Paul Moore p.f.moore at gmail.com
Sat Jun 2 05:31:37 EDT 2018


On 2 June 2018 at 08:32, Peter J. Holzer <hjp-python at hjp.at> wrote:
> Browsing through older messages I came upon a thread discussing the
> treatment of NaNs by median(). Since you have to (partially) sort the
> values to compute the median, I played around with sorted():
>
> Python 3.5.3 (default, Jan 19 2017, 14:11:04)
> [GCC 6.3.0 20170118] on linux
> Type "help", "copyright", "credits" or "license" for more information.
>
>>>> sorted([3, 5, float('NaN'), 1])
> [3, 5, nan, 1]
>
> What? Does NaN cause sorted to return the original list?
>
>>>> sorted([3, 5, float('NaN'), 1, 0.5])
> [3, 5, nan, 0.5, 1]
>
> Nope. Does it partition the list into sublists, which are sorted
> individually?
>
>>>> sorted([3, 5, -8, float('NaN'), 1, 0.5])
> [-8, 0.5, 1, 3, 5, nan]
>>>> sorted([3, 5, -8, float('NaN'), 1, 0.5, 33])
> [-8, 0.5, 1, 3, 5, nan, 33]
>
> Also nope. It looks like NaNs just mess up sorting in an unpredictable
> way. Is this the intended behaviour or just an accident of
> implementation? (I think it's the latter: I can see how a sort algorithm
> which doesn't treat NaN specially would produce such results.)

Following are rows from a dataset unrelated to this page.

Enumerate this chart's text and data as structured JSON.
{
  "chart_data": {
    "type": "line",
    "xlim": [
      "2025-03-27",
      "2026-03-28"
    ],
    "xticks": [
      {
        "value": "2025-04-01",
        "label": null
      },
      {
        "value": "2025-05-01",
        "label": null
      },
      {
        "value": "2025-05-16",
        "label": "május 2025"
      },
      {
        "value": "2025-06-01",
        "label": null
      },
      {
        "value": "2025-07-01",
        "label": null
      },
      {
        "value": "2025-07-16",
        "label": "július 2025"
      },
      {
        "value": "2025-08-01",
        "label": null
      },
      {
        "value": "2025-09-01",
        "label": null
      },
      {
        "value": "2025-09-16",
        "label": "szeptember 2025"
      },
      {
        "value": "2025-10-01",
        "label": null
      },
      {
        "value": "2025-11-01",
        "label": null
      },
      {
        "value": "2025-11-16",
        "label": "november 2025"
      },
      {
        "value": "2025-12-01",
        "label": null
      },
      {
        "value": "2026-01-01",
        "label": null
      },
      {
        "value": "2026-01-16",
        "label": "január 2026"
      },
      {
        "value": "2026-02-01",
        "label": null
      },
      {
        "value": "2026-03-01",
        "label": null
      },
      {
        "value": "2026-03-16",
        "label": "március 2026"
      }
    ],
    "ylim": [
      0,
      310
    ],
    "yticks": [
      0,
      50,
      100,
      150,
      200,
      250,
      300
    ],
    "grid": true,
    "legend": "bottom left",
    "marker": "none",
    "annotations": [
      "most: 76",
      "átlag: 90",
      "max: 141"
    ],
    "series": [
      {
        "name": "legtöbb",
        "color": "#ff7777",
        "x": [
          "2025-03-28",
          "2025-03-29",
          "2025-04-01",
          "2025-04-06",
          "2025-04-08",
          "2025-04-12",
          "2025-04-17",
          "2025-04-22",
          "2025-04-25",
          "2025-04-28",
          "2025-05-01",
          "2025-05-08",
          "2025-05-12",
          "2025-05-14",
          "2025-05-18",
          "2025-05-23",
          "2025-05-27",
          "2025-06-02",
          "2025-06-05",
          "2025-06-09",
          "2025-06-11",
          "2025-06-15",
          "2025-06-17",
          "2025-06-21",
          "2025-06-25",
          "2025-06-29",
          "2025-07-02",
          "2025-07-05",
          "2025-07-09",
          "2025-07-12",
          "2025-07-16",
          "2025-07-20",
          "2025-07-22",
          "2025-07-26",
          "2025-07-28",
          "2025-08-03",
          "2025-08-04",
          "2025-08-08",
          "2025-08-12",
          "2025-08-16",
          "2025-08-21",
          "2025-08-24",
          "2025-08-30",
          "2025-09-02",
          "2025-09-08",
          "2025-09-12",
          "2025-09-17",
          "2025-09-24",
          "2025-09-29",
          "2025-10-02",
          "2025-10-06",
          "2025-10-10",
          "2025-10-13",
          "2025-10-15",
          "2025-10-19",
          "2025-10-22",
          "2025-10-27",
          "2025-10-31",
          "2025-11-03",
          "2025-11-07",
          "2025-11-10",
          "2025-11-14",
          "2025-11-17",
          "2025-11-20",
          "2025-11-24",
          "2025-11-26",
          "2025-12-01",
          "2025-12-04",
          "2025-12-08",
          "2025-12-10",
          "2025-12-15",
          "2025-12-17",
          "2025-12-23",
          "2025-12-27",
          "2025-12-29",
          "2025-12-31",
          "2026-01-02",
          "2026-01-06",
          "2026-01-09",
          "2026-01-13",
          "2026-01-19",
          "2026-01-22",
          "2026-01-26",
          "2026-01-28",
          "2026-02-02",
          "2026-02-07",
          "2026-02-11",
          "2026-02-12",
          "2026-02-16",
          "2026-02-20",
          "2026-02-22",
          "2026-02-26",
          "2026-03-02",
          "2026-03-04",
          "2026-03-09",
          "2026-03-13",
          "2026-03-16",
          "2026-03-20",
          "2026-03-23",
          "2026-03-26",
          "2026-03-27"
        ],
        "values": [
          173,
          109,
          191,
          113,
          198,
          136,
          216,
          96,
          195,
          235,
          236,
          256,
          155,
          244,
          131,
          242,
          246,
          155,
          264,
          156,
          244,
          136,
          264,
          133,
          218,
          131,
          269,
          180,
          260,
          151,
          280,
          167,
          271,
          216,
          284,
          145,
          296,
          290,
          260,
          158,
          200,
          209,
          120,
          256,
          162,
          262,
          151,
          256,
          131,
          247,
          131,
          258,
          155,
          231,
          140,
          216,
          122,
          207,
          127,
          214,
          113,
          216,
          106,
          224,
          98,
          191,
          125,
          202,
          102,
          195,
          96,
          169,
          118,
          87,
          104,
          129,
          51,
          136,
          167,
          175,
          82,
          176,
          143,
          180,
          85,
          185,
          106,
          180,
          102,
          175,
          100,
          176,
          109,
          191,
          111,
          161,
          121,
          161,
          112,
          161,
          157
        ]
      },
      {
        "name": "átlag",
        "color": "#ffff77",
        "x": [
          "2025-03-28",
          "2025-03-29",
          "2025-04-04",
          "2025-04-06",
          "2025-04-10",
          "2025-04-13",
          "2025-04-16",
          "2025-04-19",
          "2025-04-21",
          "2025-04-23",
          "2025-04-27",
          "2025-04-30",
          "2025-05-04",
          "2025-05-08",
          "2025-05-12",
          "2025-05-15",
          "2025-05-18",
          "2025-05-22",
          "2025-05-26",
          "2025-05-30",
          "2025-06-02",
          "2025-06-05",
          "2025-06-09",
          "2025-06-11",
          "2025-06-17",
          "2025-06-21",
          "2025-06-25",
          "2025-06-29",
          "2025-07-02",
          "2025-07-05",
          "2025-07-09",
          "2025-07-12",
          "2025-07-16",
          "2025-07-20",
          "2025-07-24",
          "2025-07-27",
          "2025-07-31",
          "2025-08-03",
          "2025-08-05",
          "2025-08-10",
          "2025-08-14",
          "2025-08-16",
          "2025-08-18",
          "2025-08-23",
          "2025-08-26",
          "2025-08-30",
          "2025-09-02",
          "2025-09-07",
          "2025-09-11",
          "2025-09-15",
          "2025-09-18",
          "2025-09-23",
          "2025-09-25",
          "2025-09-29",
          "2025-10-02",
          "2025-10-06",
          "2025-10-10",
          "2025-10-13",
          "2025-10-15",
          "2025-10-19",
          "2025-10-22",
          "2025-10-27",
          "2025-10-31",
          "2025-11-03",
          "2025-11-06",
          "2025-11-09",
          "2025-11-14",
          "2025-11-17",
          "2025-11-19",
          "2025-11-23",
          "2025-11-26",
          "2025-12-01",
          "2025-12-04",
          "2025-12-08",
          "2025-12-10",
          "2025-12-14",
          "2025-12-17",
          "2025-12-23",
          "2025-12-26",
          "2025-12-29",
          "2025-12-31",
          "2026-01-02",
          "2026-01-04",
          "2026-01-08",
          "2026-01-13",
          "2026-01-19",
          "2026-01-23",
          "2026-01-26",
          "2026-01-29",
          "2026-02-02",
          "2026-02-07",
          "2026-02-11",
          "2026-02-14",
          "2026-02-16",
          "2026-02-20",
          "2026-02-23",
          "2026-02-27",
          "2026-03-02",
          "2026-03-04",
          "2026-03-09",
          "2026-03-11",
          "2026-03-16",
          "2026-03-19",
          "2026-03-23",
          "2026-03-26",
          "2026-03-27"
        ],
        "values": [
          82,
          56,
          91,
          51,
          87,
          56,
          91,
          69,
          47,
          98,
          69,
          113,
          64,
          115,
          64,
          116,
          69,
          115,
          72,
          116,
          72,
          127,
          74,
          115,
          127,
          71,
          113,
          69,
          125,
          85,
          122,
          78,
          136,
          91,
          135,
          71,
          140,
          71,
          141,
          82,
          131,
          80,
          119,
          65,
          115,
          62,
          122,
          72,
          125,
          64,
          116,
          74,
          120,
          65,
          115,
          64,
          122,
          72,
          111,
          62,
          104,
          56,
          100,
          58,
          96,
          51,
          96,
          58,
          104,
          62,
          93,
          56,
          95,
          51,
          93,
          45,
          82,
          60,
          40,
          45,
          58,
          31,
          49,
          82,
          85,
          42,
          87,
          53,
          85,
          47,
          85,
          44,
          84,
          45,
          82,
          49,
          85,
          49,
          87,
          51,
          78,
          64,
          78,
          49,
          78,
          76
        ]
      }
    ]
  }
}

I'd simply assume it's the result of two factors:

1. The behaviour of comparisons involving NaN values is weird (not
undefined, as far as I know NaN behaviour is very well defined, but
violates a number of normally fundamental properties of comparisons)
2. The precise behaviour of the sort algorithm use by Python is not
mandated by the language.

A consequence of (1) is that there is no meaningful definition of "a
sorted list of numbers" if that list includes NaN, as the definition
"being sorted" relies on properties like "only one of a < b and b < a
is true" (precisely which properties depend on how you define "sorted"
which no-one normally cares about because under normal assumptions
they are all equivalent). A list including NaNs therefore cannot be
permuted into a sorted order (which is the basic language-mandated
detail of sorted() - there are others, but this is what matters here).

So call it an accident of implementation of you like. Or "sorting a
list with NaNs in it is meaningless" if you prefer. Or "undefined
behaviour" if you're a fan of the language in the C standard.